Magnitsky Act will be linked with Russian trade bill in Senate

Foreign Policy

The bill to grant Russia Permanent Normal Trade Relations (PNTR) was introduced in the Senate Tuesday and the head of the Senate Finance Committee promised he will combine it with a bill to sanction Russian human rights violators.

Sen. Max Baucus (D-MT), who is the main sponsor of the PNTR bill and who will shepherd the legislation through his Finance Committee and then on the floor, has agreed to link it to the Magnitsky bill and pledged to pass them both this year. In doing so, Baucus secured the support of Sen. John McCain (R-AZ) for the PNTR bill, which includes a repeal of the 1974 Jackson-Vanik law that was set in place to punish the Soviet Union for refuses to let Jews emigrate.

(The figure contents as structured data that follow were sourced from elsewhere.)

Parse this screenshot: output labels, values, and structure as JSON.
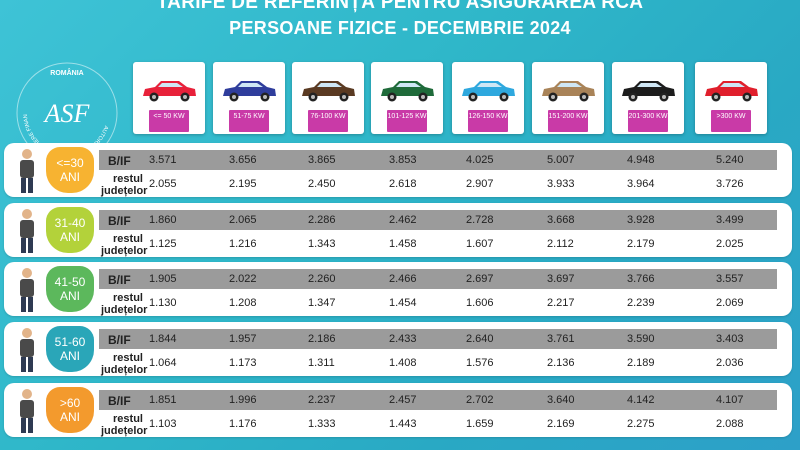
{
  "header": {
    "title_line1": "TARIFE DE REFERINȚĂ PENTRU ASIGURAREA RCA",
    "title_line2": "PERSOANE FIZICE - DECEMBRIE 2024"
  },
  "logo": {
    "country": "ROMÂNIA",
    "monogram": "ASF",
    "ring_text": "AUTORITATEA DE SUPRAVEGHERE FINANCIARĂ"
  },
  "cars": [
    {
      "kw": "<= 50 KW",
      "color": "#e8213a",
      "icon": "small-hatchback-icon"
    },
    {
      "kw": "51-75 KW",
      "color": "#2f3d9c",
      "icon": "hatchback-icon"
    },
    {
      "kw": "76-100 KW",
      "color": "#5a3a22",
      "icon": "sedan-icon"
    },
    {
      "kw": "101-125 KW",
      "color": "#1f6b3a",
      "icon": "minivan-icon"
    },
    {
      "kw": "126-150 KW",
      "color": "#2ea8de",
      "icon": "sedan-icon"
    },
    {
      "kw": "151-200 KW",
      "color": "#a98358",
      "icon": "suv-icon"
    },
    {
      "kw": "201-300 KW",
      "color": "#1c1c1c",
      "icon": "convertible-icon"
    },
    {
      "kw": ">300 KW",
      "color": "#e01f2c",
      "icon": "sports-car-icon"
    }
  ],
  "labels": {
    "bif": "B/IF",
    "rest_line1": "restul",
    "rest_line2": "județelor"
  },
  "rows": [
    {
      "age_line1": "<=30",
      "age_line2": "ANI",
      "badge_color": "#f7b331",
      "bif": [
        "3.571",
        "3.656",
        "3.865",
        "3.853",
        "4.025",
        "5.007",
        "4.948",
        "5.240"
      ],
      "rest": [
        "2.055",
        "2.195",
        "2.450",
        "2.618",
        "2.907",
        "3.933",
        "3.964",
        "3.726"
      ]
    },
    {
      "age_line1": "31-40",
      "age_line2": "ANI",
      "badge_color": "#b3d23a",
      "bif": [
        "1.860",
        "2.065",
        "2.286",
        "2.462",
        "2.728",
        "3.668",
        "3.928",
        "3.499"
      ],
      "rest": [
        "1.125",
        "1.216",
        "1.343",
        "1.458",
        "1.607",
        "2.112",
        "2.179",
        "2.025"
      ]
    },
    {
      "age_line1": "41-50",
      "age_line2": "ANI",
      "badge_color": "#5cb85c",
      "bif": [
        "1.905",
        "2.022",
        "2.260",
        "2.466",
        "2.697",
        "3.697",
        "3.766",
        "3.557"
      ],
      "rest": [
        "1.130",
        "1.208",
        "1.347",
        "1.454",
        "1.606",
        "2.217",
        "2.239",
        "2.069"
      ]
    },
    {
      "age_line1": "51-60",
      "age_line2": "ANI",
      "badge_color": "#2aa6b8",
      "bif": [
        "1.844",
        "1.957",
        "2.186",
        "2.433",
        "2.640",
        "3.761",
        "3.590",
        "3.403"
      ],
      "rest": [
        "1.064",
        "1.173",
        "1.311",
        "1.408",
        "1.576",
        "2.136",
        "2.189",
        "2.036"
      ]
    },
    {
      "age_line1": ">60",
      "age_line2": "ANI",
      "badge_color": "#f39a2d",
      "bif": [
        "1.851",
        "1.996",
        "2.237",
        "2.457",
        "2.702",
        "3.640",
        "4.142",
        "4.107"
      ],
      "rest": [
        "1.103",
        "1.176",
        "1.333",
        "1.443",
        "1.659",
        "2.169",
        "2.275",
        "2.088"
      ]
    }
  ]
}
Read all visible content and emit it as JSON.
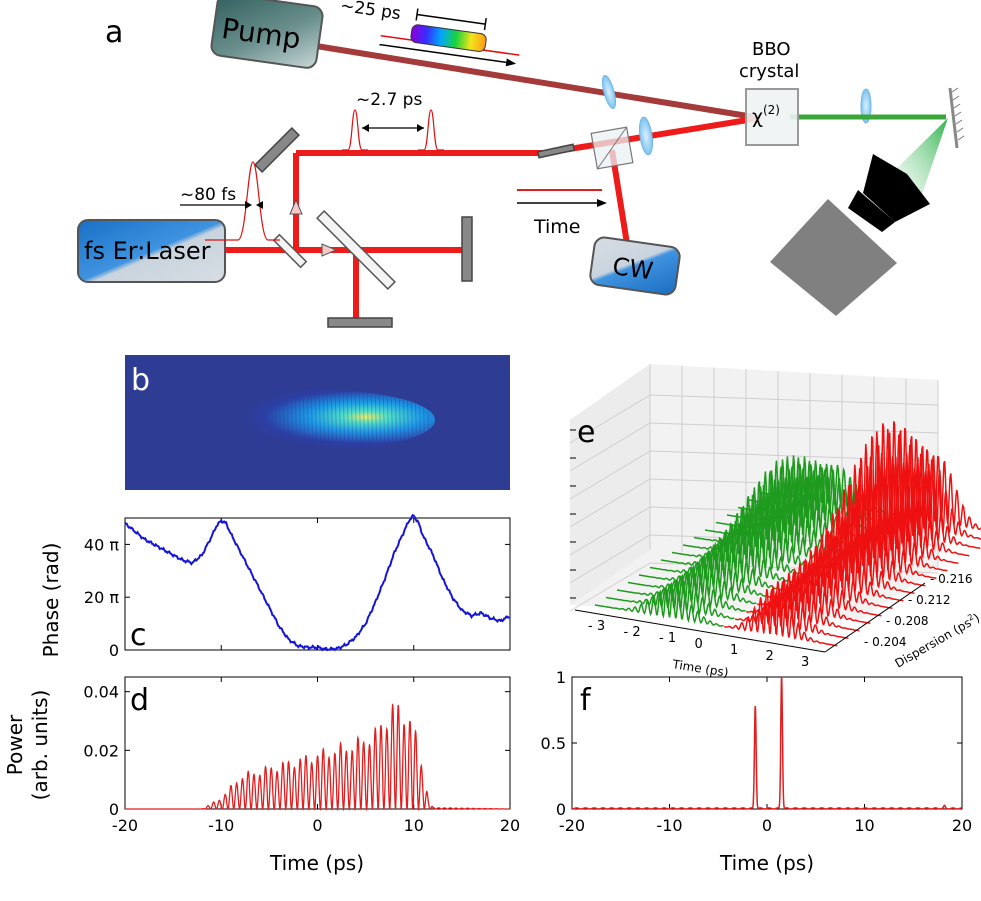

“It is clear the Magnitsky Act has overwhelming support in the Senate and growing support in the House,” Baucus wrote in a letter today to McCain, Sen. Ben Cardin (D-MD), Sen. Joe Lieberman (I-CT), and Sen. Roger Wicker (R-MS). “It is equally clear that many of our colleagues are rallying around the position you have advanced — that the repeal of Jackson-Vanik for Russia must be accompanied by passage of the Magnitsky Act. I am fully committed to ensuring that the Senate can act on both items this year.”

After receiving that letter, McCain joined with Baucus, International Trade Subcommittee Ranking Member John Thune (R-SD), and Foreign Relations Committee Chairman John Kerry (D-MA) in unveiling the PNTR legislation, which they said allows U.S. business to take full advantage of the Russian market when Russia officially joins the WTO later this summer.

“This is an opportunity to double our exports to Russia and create thousands of jobs across every sector of the U.S. economy, all at no cost to the U.S. whatsoever. We give up nothing as part of this process — not one single tariff reduction — so it’s truly a one-sided benefit for the U.S.,” Baucus said in a press release. “Jackson-Vanik served its purpose during the Cold War, but it’s a relic of another era that now stands in the way of our farmers, ranchers and businesses pursuing opportunities to grow and create jobs… The clock is ticking for us to move, so we need to act now.”